I didn't plan it this way but I left Dubai for Canada the day before Ramadan and have been away for 3 weeks.
I returned on Thursday evening and needed a coffee and a smoke after a 13 hour flight. But it was still day light and the coffee shop at the airport was closed and it is illegal to eat/drink/smoke in public during daylight hours.
However there were people smoking, hubby was happy to wait for the sun to set (within the next 15 minutes) and while I then had a cigarette he queued for coffee when the Costa opened up.
Yesterday we went to the Mall, not only was every coffee store closed for business but the chairs and tables in the food hall had been put to one side. The supermarket was open, we shopped, I bought fresh bread, as I paid and in a moment of weakness, I automatically tore off a piece of the bread and popped it in my mouth, the very second I did it, I took it out and was mortified I'd broken the law.
Today we went to the Mall of Emirates. Most coffee shops were closed, however several were open for take aways and I've been told a lot of non muslims take their work breaks in the bathrooms so they can eat.
I find it very strange that there are screens around the food counters in the coffee shops that are open for takeaways, yet no screening at all from the supermarkets and as usual they were busy as you'd suspect on a Saturday in a major city.
The food hall at Ski Dubai end was open, this photo is one of the many screens covering the entrance. Hubby had some lunch and I wanted a coffee, but they don't sell coffee in the food hall.
You'll see on the sign that it does say 'legal action will be taken and fines issued'
I've chosen to live in Dubai, a Muslim country and I am more than happy to live by the laws of the country I live in. To be out in a city centre on a weekend where there are no gangs of youths, no one swigging alcohol from brown paper bags, no fear of any danger or risk is truly wonderful.
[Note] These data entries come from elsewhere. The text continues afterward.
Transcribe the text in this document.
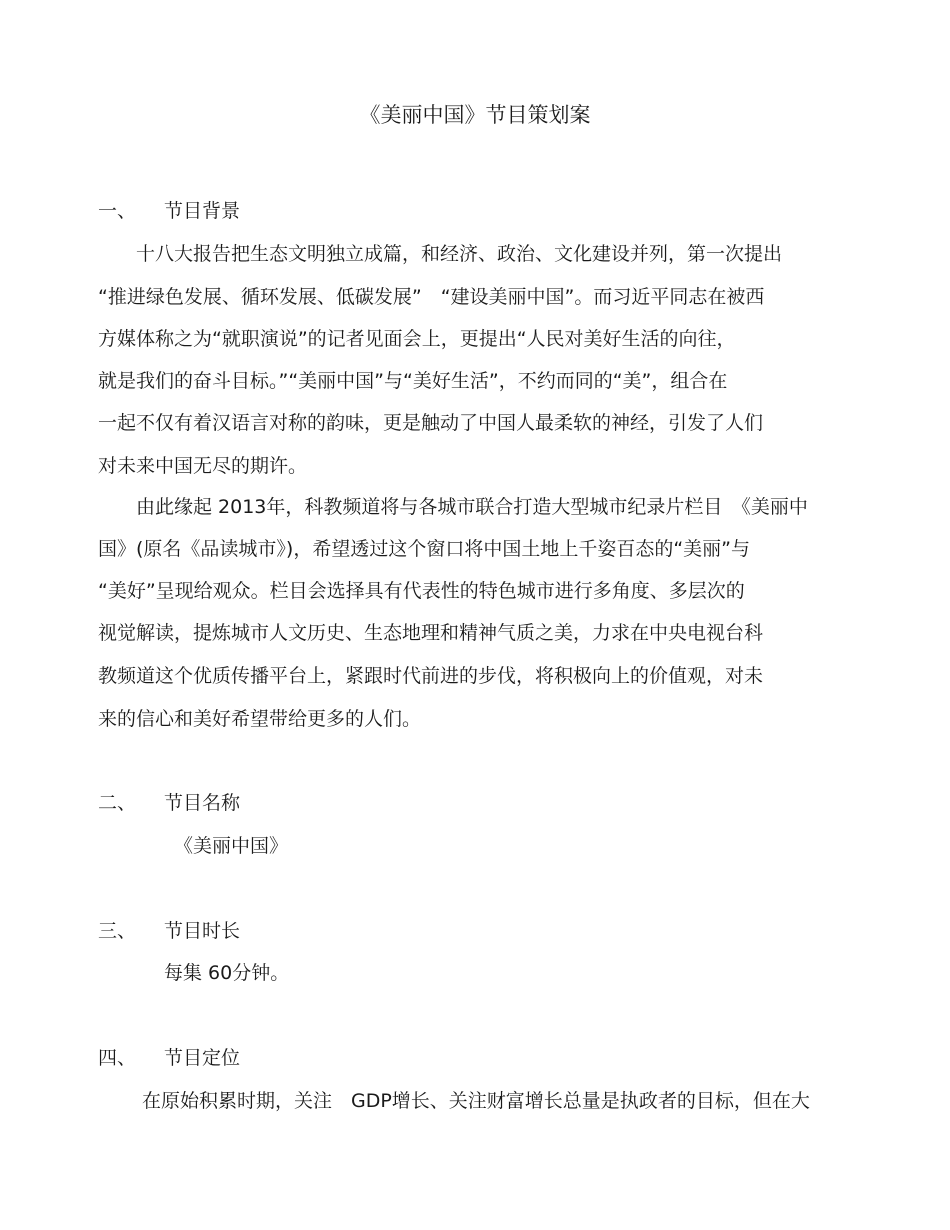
《美丽中国》节目策划案
一、 节目背景
十八大报告把生态文明独立成篇，和经济、政治、文化建设并列，第一次提出
“推进绿色发展、循环发展、低碳发展”　“建设美丽中国”。而习近平同志在被西
方媒体称之为“就职演说”的记者见面会上，更提出“人民对美好生活的向往，
就是我们的奋斗目标。”“美丽中国”与“美好生活”，不约而同的“美”，组合在
一起不仅有着汉语言对称的韵味，更是触动了中国人最柔软的神经，引发了人们
对未来中国无尽的期许。
由此缘起 2013年，科教频道将与各城市联合打造大型城市纪录片栏目　《美丽中
国》(原名《品读城市》)，希望透过这个窗口将中国土地上千姿百态的“美丽”与
“美好”呈现给观众。栏目会选择具有代表性的特色城市进行多角度、多层次的
视觉解读，提炼城市人文历史、生态地理和精神气质之美，力求在中央电视台科
教频道这个优质传播平台上，紧跟时代前进的步伐，将积极向上的价值观，对未
来的信心和美好希望带给更多的人们。
二、 节目名称
《美丽中国》
三、 节目时长
每集 60分钟。
四、 节目定位
在原始积累时期，关注　GDP增长、关注财富增长总量是执政者的目标，但在大
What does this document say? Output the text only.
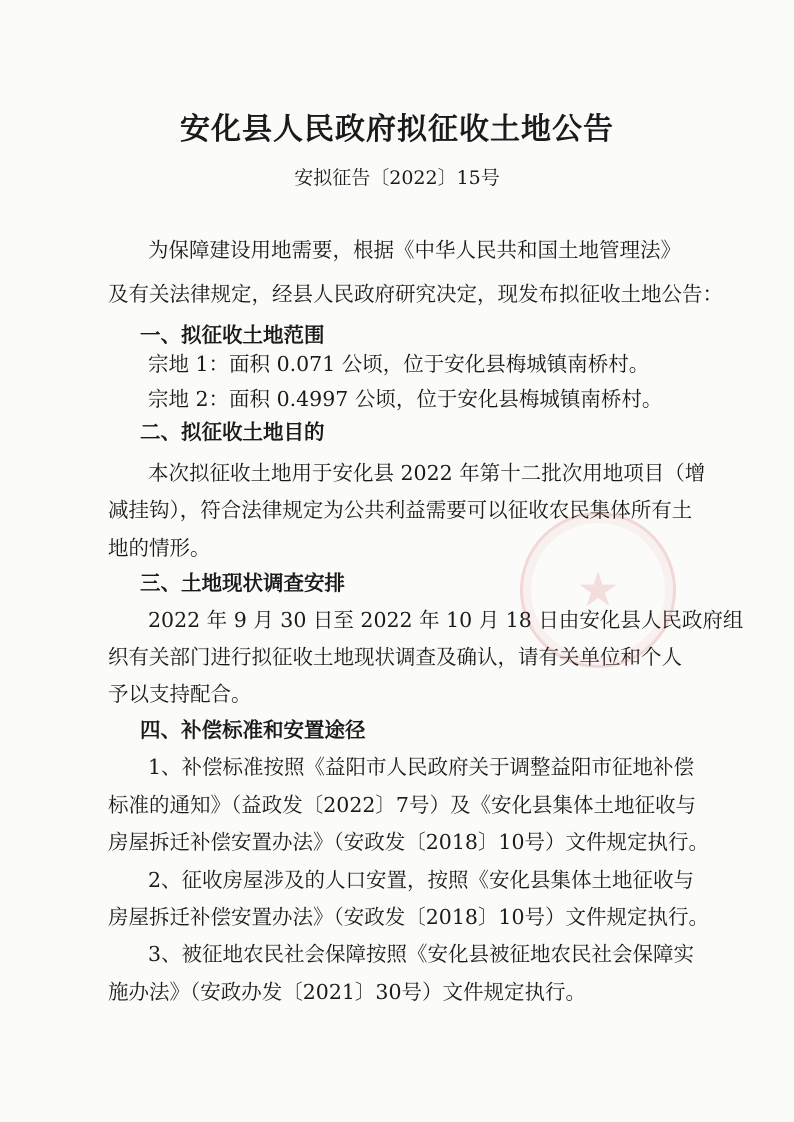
安化县人民政府拟征收土地公告
安拟征告〔2022〕15号
为保障建设用地需要，根据《中华人民共和国土地管理法》
及有关法律规定，经县人民政府研究决定，现发布拟征收土地公告：
一、拟征收土地范围
宗地 1：面积 0.071 公顷，位于安化县梅城镇南桥村。
宗地 2：面积 0.4997 公顷，位于安化县梅城镇南桥村。
二、拟征收土地目的
本次拟征收土地用于安化县 2022 年第十二批次用地项目（增
减挂钩），符合法律规定为公共利益需要可以征收农民集体所有土
地的情形。
三、土地现状调查安排
2022 年 9 月 30 日至 2022 年 10 月 18 日由安化县人民政府组
织有关部门进行拟征收土地现状调查及确认，请有关单位和个人
予以支持配合。
四、补偿标准和安置途径
1、补偿标准按照《益阳市人民政府关于调整益阳市征地补偿
标准的通知》（益政发〔2022〕7号）及《安化县集体土地征收与
房屋拆迁补偿安置办法》（安政发〔2018〕10号）文件规定执行。
2、征收房屋涉及的人口安置，按照《安化县集体土地征收与
房屋拆迁补偿安置办法》（安政发〔2018〕10号）文件规定执行。
3、被征地农民社会保障按照《安化县被征地农民社会保障实
施办法》（安政办发〔2021〕30号）文件规定执行。
★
My first thought about this was New Years Eve on the beach in Dubai. There were 17,000 people on the beach watching the fireworks at the Atlantis. Can you imagine that number? Now realise that not one single person had consumed alcohol and understand why I'm happy to obey the laws of the country I live in. No worries about something kicking off, no worries about getting caught up in any violence, no drunken youths spoiling our night.
The local papers, websites, employers, social media and the government issue guidelines for behaviour, eating and drinking and what you can wear and can't wear. They also make it quite clear that this is 'The Law' not a recommendation.
So why am I fed up with Ramadan? Because people are flaunting the rules. I can only assume that the two young men eating and drinking outside Carrefore were tourists and they were approached by security. The many women with strapless tops and cut off shorts must have also been tourists, I mean if they lived here they'd know the law, wouldn't they? Or are they just complacent?
I'm assuming that almost 100% of people who arrive in Dubai, do so by air, yet I didn't see one sign or poster or leaflet letting visitors know it was Ramadan and what to expect and to obey the laws. Nothing was mentioned on the plane prior to landing and when I received my email from Emirates to remind me to check in the day before I flew, there was no additional notification about Ramadan.
Perhaps I missed it all, perhaps it's not deemed necessary as after all what kind of mad tourist comes to Dubai in the summer anyway?
So maybe everyone who I've seen inappropriately dressed, smoking or eating and drinking in public during daylight hours lives in Dubai and thinks they are exempt from the law?